Je pars de données réelles (métriques serveur, profilage des services, logs de trafic des campagnes précédentes) pour identifier le vrai goulot d’étranglement avant de toucher quoi que ce soit. Ensuite j’ajuste chaque service du stack — serveur web, PHP, base de données, cache d’objets — selon le profil de charge réel de votre boutique, je laisse tout documenté et reproductible, et je reste disponible pour les pics. L’idée est que l’infrastructure soit prête avant la campagne, pas à éteindre des incendies pendant. La boutique tourne au-dessus ; je m’assure qu’elle a un sol solide sous les pieds.

Ce que cela inclut

Voici ce que j’apporte au niveau système dans un projet WooCommerce.

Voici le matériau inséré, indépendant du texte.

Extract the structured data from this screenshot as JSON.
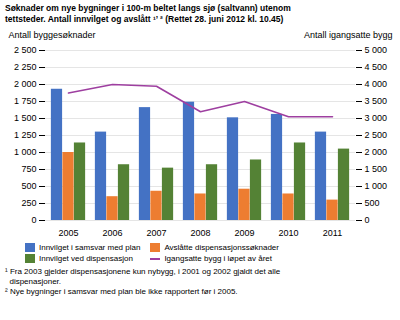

Vous n’avez pas besoin de tout prendre : c’est adapté aux besoins du projet.

Performance et optimisation du stack

  • Réglage de PHP-FPM et OPcache selon le profil de charge réel de la boutique (pools, workers, mémoire).
  • Configuration du serveur web (Nginx ou Apache) avec FastCGI cache, compression, cache des statiques et HTTP/2 ou HTTP/3.
  • Cache de pages au niveau serveur excluant correctement le panier, le checkout et le compte client — exactement ce qu’un plugin de cache fait généralement mal dans une boutique.
  • Provisionnement et configuration de Redis / Memcached comme cache d’objets persistant pour WordPress.
  • WP-Cron désactivé et remplacé par un vrai cron système, pour que les tâches planifiées cessent de se déclencher à chaque visite.
  • Réglage de MariaDB/MySQL (buffer pool, connexions, requêtes lentes) — très sensible au poids de wp_options, des transients et des plugins.
  • Provisionnement du service de recherche (ex. Elasticsearch pour ElasticPress) si le projet le requiert.

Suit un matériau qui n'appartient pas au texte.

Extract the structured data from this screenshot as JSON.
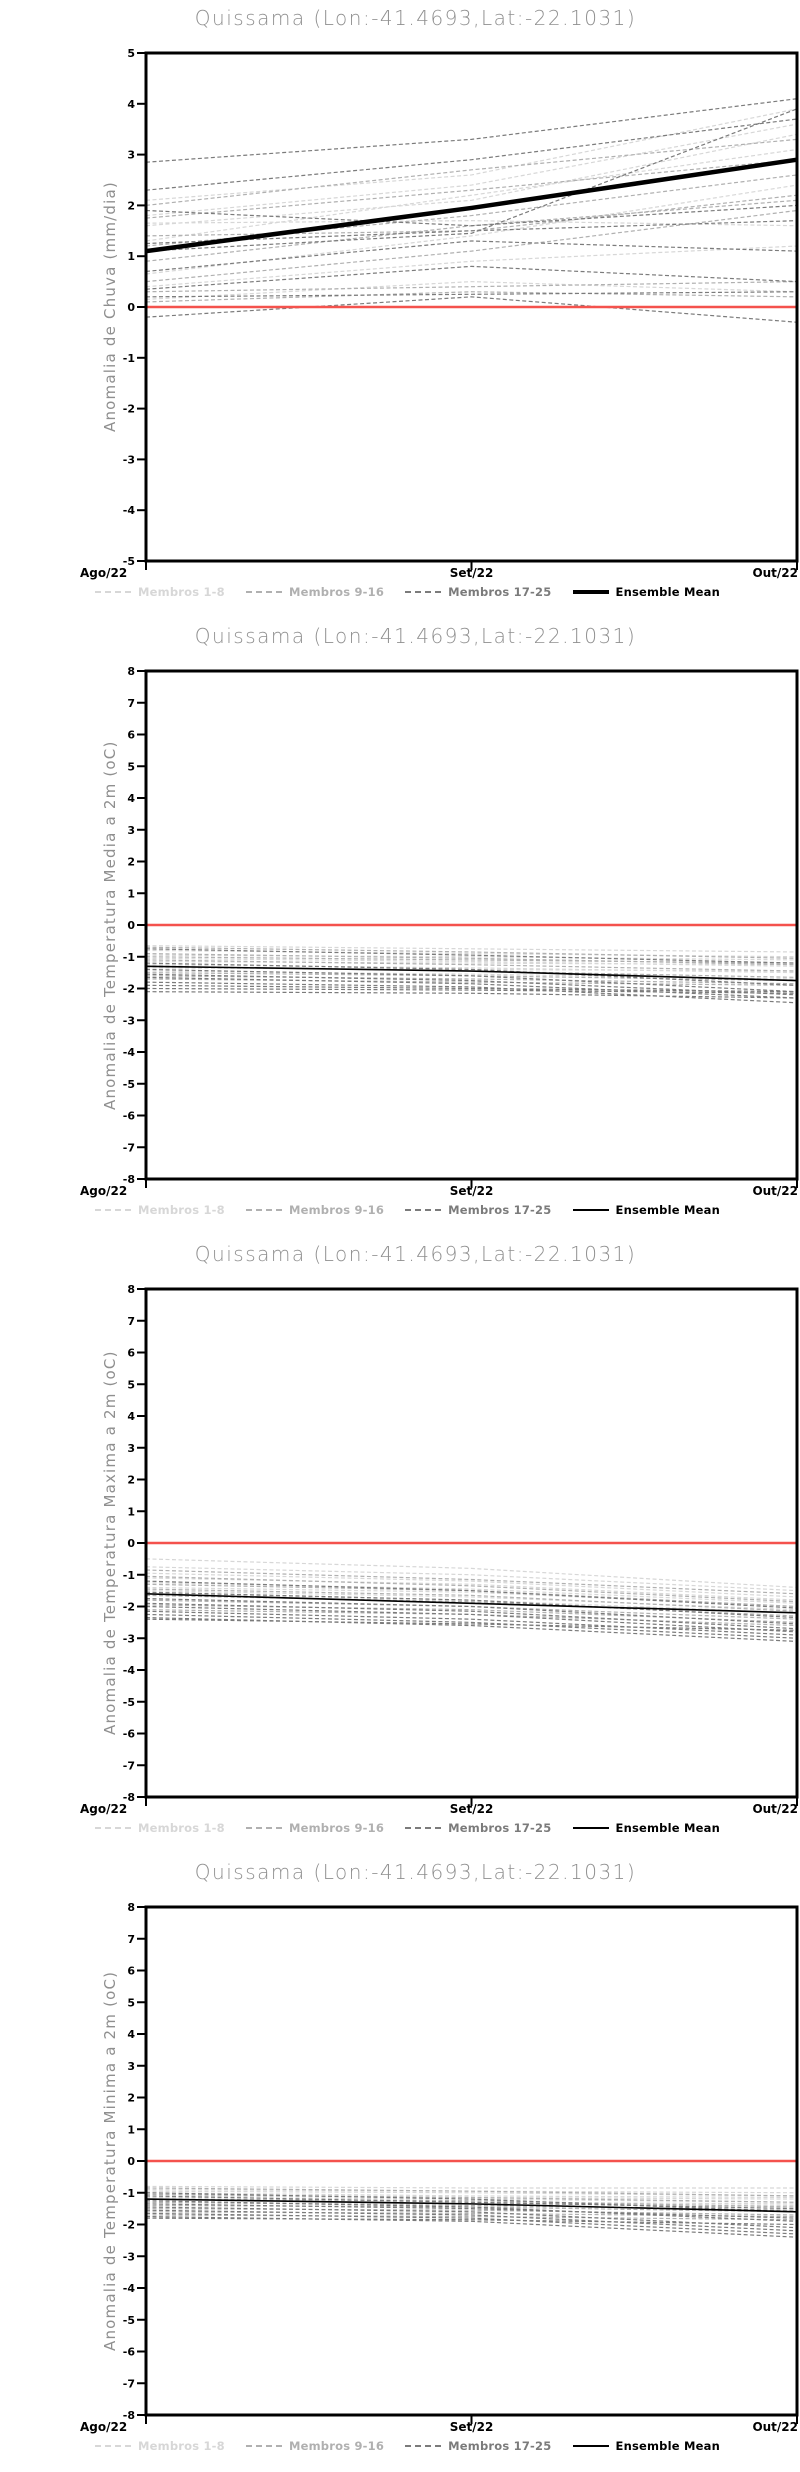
{
  "chart_data": [
    {
      "type": "line",
      "title": "Quissama (Lon:-41.4693,Lat:-22.1031)",
      "ylabel": "Anomalia de Chuva (mm/dia)",
      "x_labels": [
        "Ago/22",
        "Set/22",
        "Out/22"
      ],
      "ylim": [
        -5,
        5
      ],
      "yticks": [
        5,
        4,
        3,
        2,
        1,
        0,
        -1,
        -2,
        -3,
        -4,
        -5
      ],
      "grid": false,
      "zero_line": {
        "name": "zero-reference",
        "color": "#f4524d",
        "width": 2.6,
        "values": [
          0,
          0,
          0
        ]
      },
      "groups": [
        {
          "name": "Membros 1-8",
          "color": "#d7d7d7",
          "style": "dashed",
          "members": [
            [
              1.6,
              2.1,
              3.4
            ],
            [
              0.4,
              0.9,
              1.2
            ],
            [
              2.1,
              2.6,
              3.9
            ],
            [
              1.8,
              2.4,
              3.6
            ],
            [
              0.15,
              0.5,
              0.3
            ],
            [
              1.3,
              2.2,
              3.1
            ],
            [
              0.65,
              1.4,
              2.4
            ],
            [
              1.65,
              1.7,
              1.6
            ]
          ]
        },
        {
          "name": "Membros 9-16",
          "color": "#b0b0b0",
          "style": "dashed",
          "members": [
            [
              0.9,
              1.6,
              2.1
            ],
            [
              2.0,
              2.7,
              3.3
            ],
            [
              0.3,
              0.4,
              0.5
            ],
            [
              1.2,
              1.8,
              2.6
            ],
            [
              0.1,
              0.3,
              0.2
            ],
            [
              1.75,
              2.3,
              2.9
            ],
            [
              0.5,
              1.1,
              1.9
            ],
            [
              1.4,
              1.5,
              2.2
            ]
          ]
        },
        {
          "name": "Membros 17-25",
          "color": "#7b7b7b",
          "style": "dashed",
          "members": [
            [
              2.85,
              3.3,
              4.1
            ],
            [
              2.3,
              2.9,
              3.7
            ],
            [
              1.25,
              1.5,
              1.7
            ],
            [
              0.2,
              0.25,
              0.3
            ],
            [
              -0.2,
              0.2,
              -0.3
            ],
            [
              0.7,
              1.3,
              1.1
            ],
            [
              1.1,
              1.45,
              3.9
            ],
            [
              0.35,
              0.8,
              0.5
            ],
            [
              1.9,
              1.6,
              2.0
            ]
          ]
        }
      ],
      "ensemble_mean": {
        "name": "Ensemble Mean",
        "color": "#000000",
        "width": 4.5,
        "values": [
          1.1,
          1.95,
          2.9
        ]
      },
      "legend": [
        {
          "label": "Membros 1-8",
          "color": "#d7d7d7",
          "style": "dashed",
          "weight": 2
        },
        {
          "label": "Membros 9-16",
          "color": "#b0b0b0",
          "style": "dashed",
          "weight": 2
        },
        {
          "label": "Membros 17-25",
          "color": "#7b7b7b",
          "style": "dashed",
          "weight": 2
        },
        {
          "label": "Ensemble Mean",
          "color": "#000000",
          "style": "solid",
          "weight": 4
        }
      ]
    },
    {
      "type": "line",
      "title": "Quissama (Lon:-41.4693,Lat:-22.1031)",
      "ylabel": "Anomalia de Temperatura Media a 2m (oC)",
      "x_labels": [
        "Ago/22",
        "Set/22",
        "Out/22"
      ],
      "ylim": [
        -8,
        8
      ],
      "yticks": [
        8,
        7,
        6,
        5,
        4,
        3,
        2,
        1,
        0,
        -1,
        -2,
        -3,
        -4,
        -5,
        -6,
        -7,
        -8
      ],
      "grid": false,
      "zero_line": {
        "name": "zero-reference",
        "color": "#f4524d",
        "width": 2.6,
        "values": [
          0,
          0,
          0
        ]
      },
      "groups": [
        {
          "name": "Membros 1-8",
          "color": "#d7d7d7",
          "style": "dashed",
          "members": [
            [
              -0.65,
              -0.75,
              -0.85
            ],
            [
              -0.8,
              -0.9,
              -1.0
            ],
            [
              -0.95,
              -1.0,
              -1.1
            ],
            [
              -1.05,
              -1.15,
              -1.3
            ],
            [
              -1.15,
              -1.2,
              -1.25
            ],
            [
              -1.25,
              -1.35,
              -1.5
            ],
            [
              -1.35,
              -1.4,
              -1.45
            ],
            [
              -1.45,
              -1.55,
              -1.7
            ]
          ]
        },
        {
          "name": "Membros 9-16",
          "color": "#b0b0b0",
          "style": "dashed",
          "members": [
            [
              -0.7,
              -0.85,
              -1.05
            ],
            [
              -0.9,
              -1.05,
              -1.25
            ],
            [
              -1.0,
              -1.1,
              -1.2
            ],
            [
              -1.1,
              -1.25,
              -1.45
            ],
            [
              -1.3,
              -1.45,
              -1.65
            ],
            [
              -1.5,
              -1.6,
              -1.75
            ],
            [
              -1.6,
              -1.7,
              -1.85
            ],
            [
              -1.7,
              -1.8,
              -1.9
            ]
          ]
        },
        {
          "name": "Membros 17-25",
          "color": "#7b7b7b",
          "style": "dashed",
          "members": [
            [
              -0.75,
              -0.95,
              -1.2
            ],
            [
              -1.2,
              -1.4,
              -1.9
            ],
            [
              -1.4,
              -1.6,
              -2.1
            ],
            [
              -1.55,
              -1.75,
              -2.2
            ],
            [
              -1.65,
              -1.85,
              -2.3
            ],
            [
              -1.8,
              -1.95,
              -2.45
            ],
            [
              -1.9,
              -2.0,
              -2.1
            ],
            [
              -2.0,
              -2.05,
              -2.15
            ],
            [
              -2.1,
              -2.15,
              -2.3
            ]
          ]
        }
      ],
      "ensemble_mean": {
        "name": "Ensemble Mean",
        "color": "#000000",
        "width": 1.6,
        "values": [
          -1.3,
          -1.45,
          -1.75
        ]
      },
      "legend": [
        {
          "label": "Membros 1-8",
          "color": "#d7d7d7",
          "style": "dashed",
          "weight": 2
        },
        {
          "label": "Membros 9-16",
          "color": "#b0b0b0",
          "style": "dashed",
          "weight": 2
        },
        {
          "label": "Membros 17-25",
          "color": "#7b7b7b",
          "style": "dashed",
          "weight": 2
        },
        {
          "label": "Ensemble Mean",
          "color": "#000000",
          "style": "solid",
          "weight": 2
        }
      ]
    },
    {
      "type": "line",
      "title": "Quissama (Lon:-41.4693,Lat:-22.1031)",
      "ylabel": "Anomalia de Temperatura Maxima a 2m (oC)",
      "x_labels": [
        "Ago/22",
        "Set/22",
        "Out/22"
      ],
      "ylim": [
        -8,
        8
      ],
      "yticks": [
        8,
        7,
        6,
        5,
        4,
        3,
        2,
        1,
        0,
        -1,
        -2,
        -3,
        -4,
        -5,
        -6,
        -7,
        -8
      ],
      "grid": false,
      "zero_line": {
        "name": "zero-reference",
        "color": "#f4524d",
        "width": 2.6,
        "values": [
          0,
          0,
          0
        ]
      },
      "groups": [
        {
          "name": "Membros 1-8",
          "color": "#d7d7d7",
          "style": "dashed",
          "members": [
            [
              -0.5,
              -0.8,
              -1.4
            ],
            [
              -0.75,
              -1.0,
              -1.5
            ],
            [
              -0.95,
              -1.2,
              -1.7
            ],
            [
              -1.1,
              -1.3,
              -1.8
            ],
            [
              -1.25,
              -1.45,
              -1.9
            ],
            [
              -1.4,
              -1.55,
              -2.0
            ],
            [
              -1.5,
              -1.7,
              -2.1
            ],
            [
              -1.6,
              -1.8,
              -2.2
            ]
          ]
        },
        {
          "name": "Membros 9-16",
          "color": "#b0b0b0",
          "style": "dashed",
          "members": [
            [
              -0.85,
              -1.15,
              -1.6
            ],
            [
              -1.05,
              -1.35,
              -1.85
            ],
            [
              -1.3,
              -1.5,
              -2.0
            ],
            [
              -1.45,
              -1.65,
              -2.15
            ],
            [
              -1.65,
              -1.85,
              -2.3
            ],
            [
              -1.8,
              -2.0,
              -2.4
            ],
            [
              -1.95,
              -2.1,
              -2.5
            ],
            [
              -2.1,
              -2.25,
              -2.6
            ]
          ]
        },
        {
          "name": "Membros 17-25",
          "color": "#7b7b7b",
          "style": "dashed",
          "members": [
            [
              -1.2,
              -1.5,
              -2.05
            ],
            [
              -1.55,
              -1.8,
              -2.35
            ],
            [
              -1.75,
              -2.0,
              -2.55
            ],
            [
              -1.9,
              -2.15,
              -2.7
            ],
            [
              -2.0,
              -2.25,
              -2.8
            ],
            [
              -2.15,
              -2.4,
              -2.9
            ],
            [
              -2.25,
              -2.5,
              -3.0
            ],
            [
              -2.35,
              -2.6,
              -3.1
            ],
            [
              -2.4,
              -2.55,
              -2.75
            ]
          ]
        }
      ],
      "ensemble_mean": {
        "name": "Ensemble Mean",
        "color": "#000000",
        "width": 1.6,
        "values": [
          -1.6,
          -1.9,
          -2.2
        ]
      },
      "legend": [
        {
          "label": "Membros 1-8",
          "color": "#d7d7d7",
          "style": "dashed",
          "weight": 2
        },
        {
          "label": "Membros 9-16",
          "color": "#b0b0b0",
          "style": "dashed",
          "weight": 2
        },
        {
          "label": "Membros 17-25",
          "color": "#7b7b7b",
          "style": "dashed",
          "weight": 2
        },
        {
          "label": "Ensemble Mean",
          "color": "#000000",
          "style": "solid",
          "weight": 2
        }
      ]
    },
    {
      "type": "line",
      "title": "Quissama (Lon:-41.4693,Lat:-22.1031)",
      "ylabel": "Anomalia de Temperatura Minima a 2m (oC)",
      "x_labels": [
        "Ago/22",
        "Set/22",
        "Out/22"
      ],
      "ylim": [
        -8,
        8
      ],
      "yticks": [
        8,
        7,
        6,
        5,
        4,
        3,
        2,
        1,
        0,
        -1,
        -2,
        -3,
        -4,
        -5,
        -6,
        -7,
        -8
      ],
      "grid": false,
      "zero_line": {
        "name": "zero-reference",
        "color": "#f4524d",
        "width": 2.6,
        "values": [
          0,
          0,
          0
        ]
      },
      "groups": [
        {
          "name": "Membros 1-8",
          "color": "#d7d7d7",
          "style": "dashed",
          "members": [
            [
              -0.8,
              -0.85,
              -0.85
            ],
            [
              -0.9,
              -0.95,
              -1.0
            ],
            [
              -0.95,
              -1.0,
              -1.1
            ],
            [
              -1.0,
              -1.1,
              -1.15
            ],
            [
              -1.1,
              -1.15,
              -1.2
            ],
            [
              -1.15,
              -1.2,
              -1.3
            ],
            [
              -1.2,
              -1.3,
              -1.35
            ],
            [
              -1.3,
              -1.35,
              -1.4
            ]
          ]
        },
        {
          "name": "Membros 9-16",
          "color": "#b0b0b0",
          "style": "dashed",
          "members": [
            [
              -0.85,
              -0.95,
              -1.1
            ],
            [
              -1.05,
              -1.15,
              -1.3
            ],
            [
              -1.2,
              -1.25,
              -1.45
            ],
            [
              -1.3,
              -1.4,
              -1.55
            ],
            [
              -1.4,
              -1.45,
              -1.6
            ],
            [
              -1.5,
              -1.55,
              -1.7
            ],
            [
              -1.6,
              -1.65,
              -1.75
            ],
            [
              -1.7,
              -1.75,
              -1.85
            ]
          ]
        },
        {
          "name": "Membros 17-25",
          "color": "#7b7b7b",
          "style": "dashed",
          "members": [
            [
              -1.0,
              -1.2,
              -1.6
            ],
            [
              -1.25,
              -1.45,
              -1.9
            ],
            [
              -1.45,
              -1.6,
              -2.1
            ],
            [
              -1.55,
              -1.7,
              -2.2
            ],
            [
              -1.65,
              -1.8,
              -2.3
            ],
            [
              -1.75,
              -1.9,
              -2.4
            ],
            [
              -1.8,
              -1.85,
              -2.0
            ],
            [
              -1.35,
              -1.5,
              -1.8
            ],
            [
              -1.1,
              -1.3,
              -1.5
            ]
          ]
        }
      ],
      "ensemble_mean": {
        "name": "Ensemble Mean",
        "color": "#000000",
        "width": 1.6,
        "values": [
          -1.2,
          -1.35,
          -1.6
        ]
      },
      "legend": [
        {
          "label": "Membros 1-8",
          "color": "#d7d7d7",
          "style": "dashed",
          "weight": 2
        },
        {
          "label": "Membros 9-16",
          "color": "#b0b0b0",
          "style": "dashed",
          "weight": 2
        },
        {
          "label": "Membros 17-25",
          "color": "#7b7b7b",
          "style": "dashed",
          "weight": 2
        },
        {
          "label": "Ensemble Mean",
          "color": "#000000",
          "style": "solid",
          "weight": 2
        }
      ]
    }
  ]
}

Préparation aux campagnes et aux pics

  • Tests de charge préalables pour connaître le plafond réel du serveur avant l’événement.
  • Dimensionnement des ressources (vertical et, le cas échéant, horizontal avec répartition de charge) pour absorber le pic.
  • Plan de contingence et disponibilité renforcée (on-call) pendant la fenêtre critique.

Sécurité et hardening

  • Hardening serveur et protection de wp-login.php et XML-RPC (limites de débit, fail2ban, blocage de la force brute) avant que la requête n’atteigne PHP.
  • Mises à jour de sécurité système : OS, kernel et services du stack à jour. (Les mises à jour de WordPress, des plugins et du thème relèvent de votre équipe ; je sécurise ce qui est en dessous.)
  • WAF devant la boutique (Cloudflare, ModSecurity ou autres) et mitigation des bots et du scraping.
  • Pare-feu, permissions de fichiers correctes et en-têtes de sécurité au niveau du serveur web.
  • Bonnes pratiques orientées conformité PCI-DSS côté infrastructure, et gestion des certificats TLS avec renouvellement automatique.

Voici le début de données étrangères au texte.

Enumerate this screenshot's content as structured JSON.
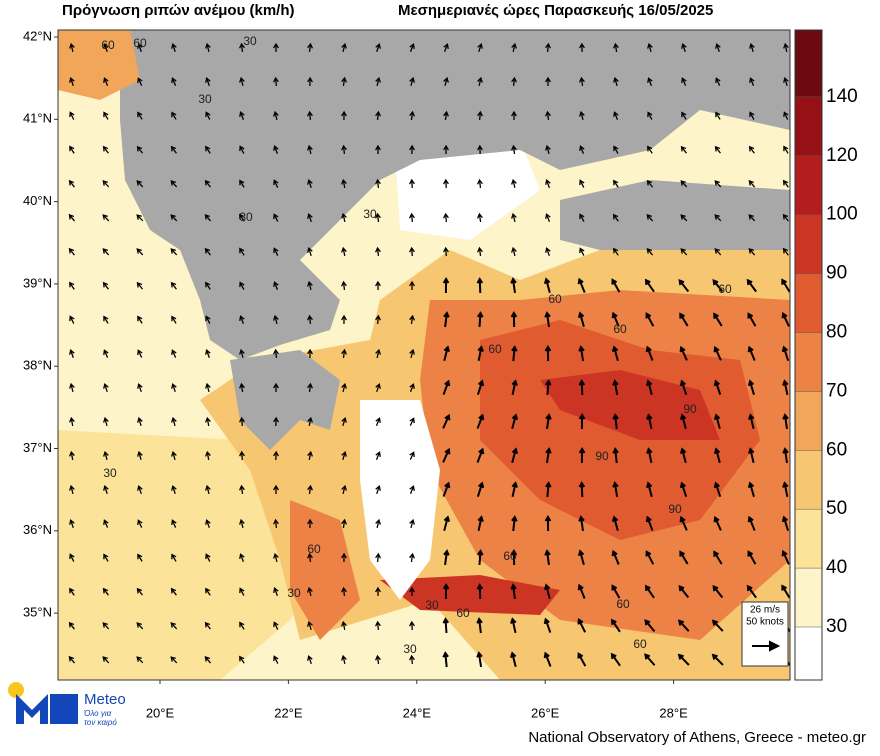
{
  "header": {
    "title_left": "Πρόγνωση ριπών ανέμου (km/h)",
    "title_right": "Μεσημεριανές ώρες Παρασκευής 16/05/2025"
  },
  "lat_labels": [
    "42°N",
    "41°N",
    "40°N",
    "39°N",
    "38°N",
    "37°N",
    "36°N",
    "35°N"
  ],
  "lon_labels": [
    "20°E",
    "22°E",
    "24°E",
    "26°E",
    "28°E"
  ],
  "colorbar": {
    "levels": [
      30,
      40,
      50,
      60,
      70,
      80,
      90,
      100,
      120,
      140
    ],
    "colors": [
      "#ffffff",
      "#fdf5c9",
      "#fbe39a",
      "#f7c670",
      "#f2a65a",
      "#ec8245",
      "#e15b31",
      "#cc3524",
      "#b31d1d",
      "#951116",
      "#6b0a10"
    ]
  },
  "reference_vector": {
    "speed": "26 m/s",
    "knots": "50 knots"
  },
  "contour_labels": [
    "60",
    "60",
    "30",
    "30",
    "30",
    "30",
    "30",
    "60",
    "60",
    "60",
    "90",
    "90",
    "60",
    "30",
    "60",
    "60",
    "60",
    "90",
    "30",
    "30",
    "60",
    "60"
  ],
  "logo": {
    "name": "Meteo",
    "tagline_1": "Όλο για",
    "tagline_2": "τον καιρό"
  },
  "footer": "National Observatory of Athens, Greece - meteo.gr"
}
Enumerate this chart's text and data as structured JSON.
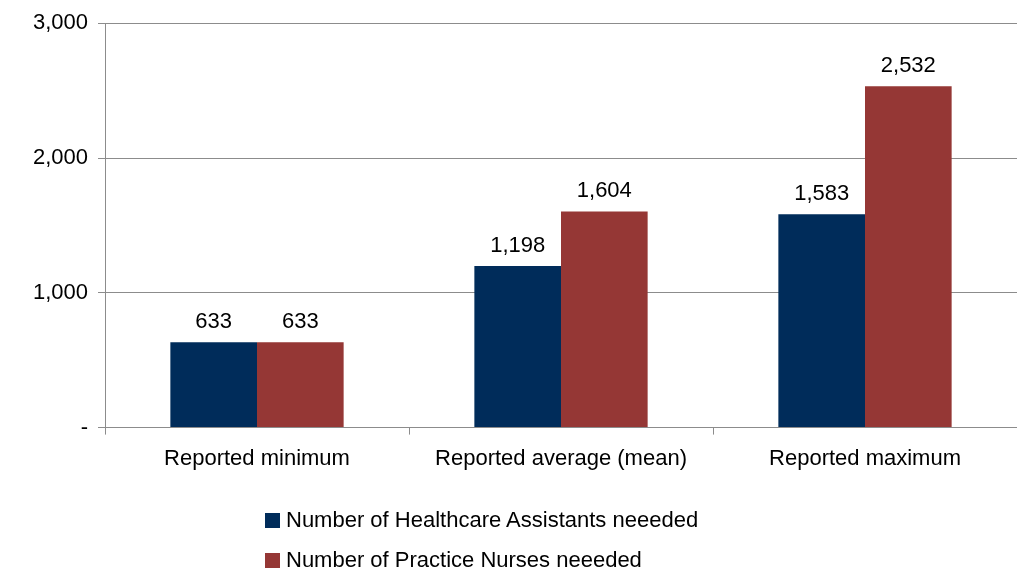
{
  "chart_data": {
    "type": "bar",
    "categories": [
      "Reported minimum",
      "Reported average (mean)",
      "Reported maximum"
    ],
    "series": [
      {
        "name": "Number of Healthcare Assistants neeeded",
        "color": "#002c5a",
        "values": [
          633,
          1198,
          1583
        ],
        "value_labels": [
          "633",
          "1,198",
          "1,583"
        ]
      },
      {
        "name": "Number of Practice Nurses neeeded",
        "color": "#953735",
        "values": [
          633,
          1604,
          2532
        ],
        "value_labels": [
          "633",
          "1,604",
          "2,532"
        ]
      }
    ],
    "ylim": [
      0,
      3000
    ],
    "yticks": [
      {
        "value": 0,
        "label": "-"
      },
      {
        "value": 1000,
        "label": "1,000"
      },
      {
        "value": 2000,
        "label": "2,000"
      },
      {
        "value": 3000,
        "label": "3,000"
      }
    ],
    "grid": "y",
    "legend": "bottom"
  }
}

Migrations d’infrastructure

  • Migrations d’hébergement ou de serveur sans downtime perceptible et sans perte de SEO.
  • Sortie de l’hébergement mutualisé vers un environnement dédié ou cloud correctement dimensionné.
  • Provisionnement d’environnements staging et production équivalents, pour que votre équipe déploie et teste sur une base solide.
  • Migration des données et services au niveau système, avec un plan de retour en arrière clair en cas de problème.

Sauvegardes et supervision

  • Sauvegardes chiffrées, externalisées et testées (règle 3-2-1) : une sauvegarde qui n’a jamais été restaurée ne compte pas.
  • Supervision continue du serveur, des services et de la disponibilité — pour que vous le sachiez avant votre client.